Intervention de Serge Uzan

Réunion du jeudi 29 août 2019 à 11h30
Commission spéciale chargée d'examiner le projet de loi relatif à la bioéthique

Serge Uzan, vice-président du Conseil national de l'Ordre des médecins :

Il n'y a donc plus de pathologie qui induit ces actes.

Le second point est que beaucoup disent qu'il n'y a pas de pathologie à la source de ces des situations difficiles. C'est un peu délicat, mais, nous allons avoir à nous poser ces questions très honnêtement. Je ne crois pas qu'il appartienne à l'Ordre de répondre à ces questions sociétales. Ce n'est pas pour me défausser, mais les questions et les situations que vous avez évoquées sont des questions de société ne relevant pas vraiment de notre champ de compétences. En plus, vous imaginez que l'avis de plus de 200 000 médecins sur la question ne va pas être facile à recueillir de façon cohérente.

J'ai évoqué l'idée de stratifier les données non identifiantes et cela pourrait être une solution. Nous avons été gênés que l'on dise qu'un médecin serait capable de donner une information cohérente à un patient sur un algorithme, avant de lui demander le consentement de l'utiliser. La plupart des algorithmes sont totalement inaccessibles aux médecins, pour deux raisons : soit par leur complexité constitutionnelle, soit par le fait que l'algorithme a fait l'objet d'un brevet et qu'il est protégé. C'est pour cela que nous utilisons parfois le terme de « boîte noire ». Il est d'ailleurs étonnant que nous utilisions le même terme de « boîte noire » pour, d'une part, expliquer que nous ne comprenons rien à l'algorithme et, d'autre part, comprendre ce qui s'est passé dans un accident d'avion. Il y a une petite incohérence qui montre bien que parfois, nous n'utilisons pas les bons termes. Un médecin ne comprend d'ailleurs pas forcément comment fonctionne le médicament qu'il donne. Il faudra donc l'équivalent d'une labellisation ou d'une certification des algorithmes. C'est un domaine que je connais bien : j'utilise assez couramment des algorithmes, mais je ne peux pas savoir comment et à quel moment cela va fonctionner.
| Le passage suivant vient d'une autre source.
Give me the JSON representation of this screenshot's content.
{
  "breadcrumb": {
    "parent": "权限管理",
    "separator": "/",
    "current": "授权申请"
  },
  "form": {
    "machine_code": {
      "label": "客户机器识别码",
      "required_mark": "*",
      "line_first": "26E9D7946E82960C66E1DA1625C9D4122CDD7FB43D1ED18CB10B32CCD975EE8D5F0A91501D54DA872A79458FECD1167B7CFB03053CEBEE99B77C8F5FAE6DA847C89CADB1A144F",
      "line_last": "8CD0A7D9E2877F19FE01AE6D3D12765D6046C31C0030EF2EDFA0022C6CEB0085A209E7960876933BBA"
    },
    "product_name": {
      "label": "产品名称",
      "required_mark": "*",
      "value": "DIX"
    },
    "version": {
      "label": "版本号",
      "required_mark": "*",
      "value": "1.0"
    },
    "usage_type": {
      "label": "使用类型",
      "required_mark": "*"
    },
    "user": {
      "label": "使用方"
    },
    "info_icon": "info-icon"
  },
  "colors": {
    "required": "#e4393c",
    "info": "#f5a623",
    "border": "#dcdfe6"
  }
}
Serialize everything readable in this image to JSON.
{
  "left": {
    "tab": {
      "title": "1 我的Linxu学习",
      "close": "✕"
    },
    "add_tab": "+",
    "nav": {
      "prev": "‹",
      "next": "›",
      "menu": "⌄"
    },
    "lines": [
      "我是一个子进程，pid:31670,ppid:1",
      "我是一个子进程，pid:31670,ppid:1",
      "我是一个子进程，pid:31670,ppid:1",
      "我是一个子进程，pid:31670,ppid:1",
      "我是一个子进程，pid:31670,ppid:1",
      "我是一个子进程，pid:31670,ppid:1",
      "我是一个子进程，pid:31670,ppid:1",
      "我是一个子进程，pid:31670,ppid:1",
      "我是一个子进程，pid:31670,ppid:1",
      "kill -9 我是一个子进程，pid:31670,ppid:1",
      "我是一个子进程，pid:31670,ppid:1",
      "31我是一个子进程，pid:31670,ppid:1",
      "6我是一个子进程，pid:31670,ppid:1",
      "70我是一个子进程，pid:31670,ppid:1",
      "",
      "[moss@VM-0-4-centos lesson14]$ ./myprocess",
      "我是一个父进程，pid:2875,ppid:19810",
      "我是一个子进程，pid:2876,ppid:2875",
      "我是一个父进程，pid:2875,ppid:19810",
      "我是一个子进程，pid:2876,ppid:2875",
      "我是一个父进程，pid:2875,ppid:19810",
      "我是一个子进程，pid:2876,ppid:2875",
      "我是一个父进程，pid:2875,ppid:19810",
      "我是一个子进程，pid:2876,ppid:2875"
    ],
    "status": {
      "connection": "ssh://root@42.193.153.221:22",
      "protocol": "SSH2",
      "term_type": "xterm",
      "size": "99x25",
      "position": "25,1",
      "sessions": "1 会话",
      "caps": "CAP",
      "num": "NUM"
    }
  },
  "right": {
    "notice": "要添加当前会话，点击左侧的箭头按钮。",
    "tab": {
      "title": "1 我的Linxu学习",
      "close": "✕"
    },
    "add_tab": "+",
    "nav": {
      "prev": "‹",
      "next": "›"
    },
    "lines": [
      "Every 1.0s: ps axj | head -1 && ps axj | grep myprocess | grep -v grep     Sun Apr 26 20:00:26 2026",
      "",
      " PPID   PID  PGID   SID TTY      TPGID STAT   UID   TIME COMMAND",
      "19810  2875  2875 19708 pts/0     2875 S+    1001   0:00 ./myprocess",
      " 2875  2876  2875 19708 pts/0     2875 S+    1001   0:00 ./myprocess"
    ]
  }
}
J'appartiens à un groupe qui réfléchit sur ce que l'on appelle les biais algorithmiques. Ils sont extrêmement fréquents. Parfois, nous n'avons aucune explication. Une société anglaise basée à Cambridge nous a produit un algorithme de calcul de risque de cancer. Il y avait un biais, selon que nous rentrions les données du côté père ou du côté mère, alors que c'était la même famille. C'était clairement un problème de biais algorithmique mécanique, à l'intérieur de l'algorithme, de la même façon qu'il peut y avoir une panne dans un système électronique. Il y a même des sociétés qui ont proposé que l'on qualifie les algorithmes de personnalités électroniques. Nous en reparlerons peut-être.

Souvent, le médecin ne sait pas ce qu'il y a dans l'algorithme et il ne sait pas l'expliquer ; il faut d'emblée proposer une procédure qui nous rassure sur l'utilisation ou non d'un algorithme. Par exemple, la Food and Drug Administration (FDA) vient de labelliser un algorithme d'analyse automatique de la rétinopathie chez les diabétiques. Le médecin qui va l'utiliser le fera comme il utilise un médicament.